Discussion about Britain’s new nuclear policy unveiled by Boris Johnson, reversing 30 years of modest disarmament since the end of the cold war, dominated the publication of a 100-page integrated review of defence and foreign policy.

It confirmed leaks from Monday night that the UK would allow the cap on its nuclear weapon stockpile to rise to 260 from a target of 180 “by the mid-2020s” – and that the UK would abandon a second pledge to hold a lower number of operational warheads, previously set at 120.

But it led to accusations in the Commons from Sir Keir Starmer that the UK had abandoned previous pledges made by a succession of governments to reduce the nuclear stockpile with only the most cursory explanation.

“This review breaks the goal of successive prime ministers and cross-party efforts to reduce our nuclear stockpile. It doesn’t explain when, why, or for what strategic purpose,” the Labour leader told the Commons.

In response, the prime minister said: “It’s ridiculous for him to talk about our nuclear defences, Mr Speaker, when the reality is that Labour is all over the place.”

The last time MPs voted on Trident, Johnson added, both Lisa Nandy, the shadow foreign secretary, and Angela Rayner, Labour’s deputy leader, voted against. “And they want to talk about standing up for our armed forces,” Johnson said.

Defence sources said the decision to lift the warhead cap by over 40% was motivated by a desire to be more assertive about nuclear weapons. “If we have them, let’s not apologise for it, let’s own it,” an insider added.

The prime minister also confirmed that MPs will not get a vote on the government’s plans to slash aid spending to 0.5% from 0.7% of GDP, because, he said, the dramatic cut is intended to be temporary because of the impact of the pandemic.

In the debate on the review, former shadow international development secretary Andrew Mitchell warned Johnson that he was at risk of setting an illegal budget if it did not meet the legal obligation to spend 0.7% of gross national income (GNI) on aid.

Calling on Johnson to bring the aid cut to a vote in the Commons, Mitchell said: “Otherwise, he may be in danger, as from the start of the new financial year, of creating an unlawful budget.”

The document also set out the UK’s post-Brexit diplomatic policy, with the prime minister highlighting the US as the country’s most important ally while using carefully calibrated language about China – to the disappointment of Beijing hawks on the party’s backbenches.
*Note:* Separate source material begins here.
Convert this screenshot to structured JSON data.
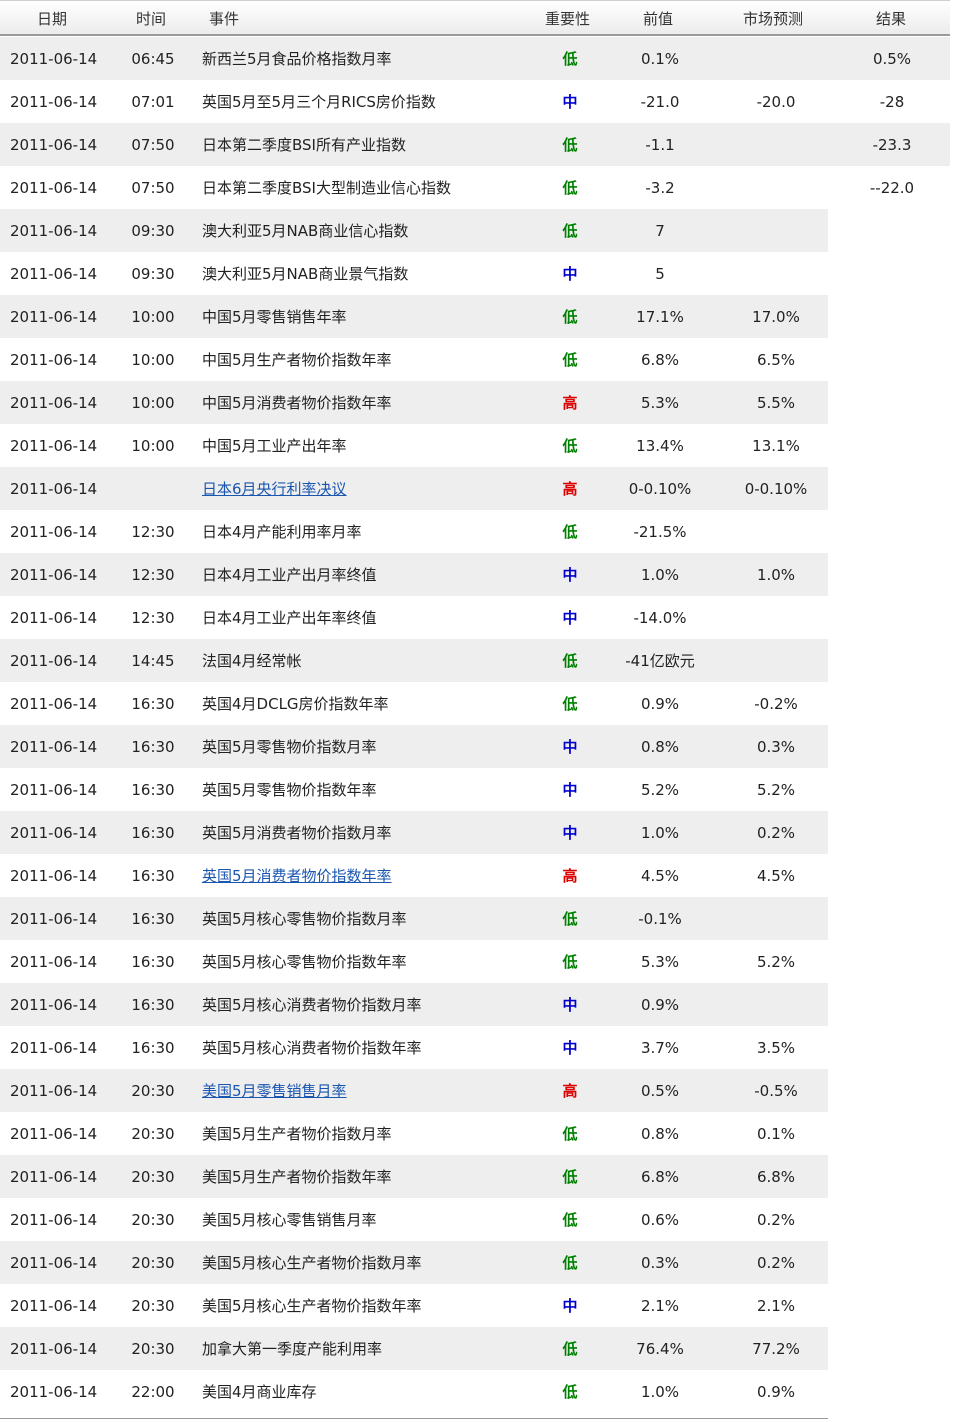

Johnson told MPs that “China will pose great challenges for an open society such as ours”. He said the UK had expressed “deep concern” over the “mass detention” of China’s Uighur Muslim minority and its Hong Kong crackdown but insisted it was necessary to “build a stronger and positive economic relationship and address climate change”.

Former foreign secretary Jeremy Hunt said he was concerned about the review’s language on China. “I am worried about designating China simply as a systemic challenge given the terrible events in Hong Kong and Xinjiang, so will he keep this under review?”

On Wednesday Dominic Raab, the foreign secretary, will underline what the UK believes is an increasingly uncertain world order in a speech to the Aspen Security Forum.

“Democracy is in retreat. This decade, the combined GDP of autocratic regimes is expected to exceed the combined GDP of the world’s democracies, but think about what that means for a second,” he is expected to say, arguing that democracies are less likely to go to war than autocratic states.

The prime minister also said he would visit India next month, rescheduling a summit with the prime minister, Narendra Modi, from January that had been delayed because of the surge in coronavirus cases in the UK at the beginning of the year.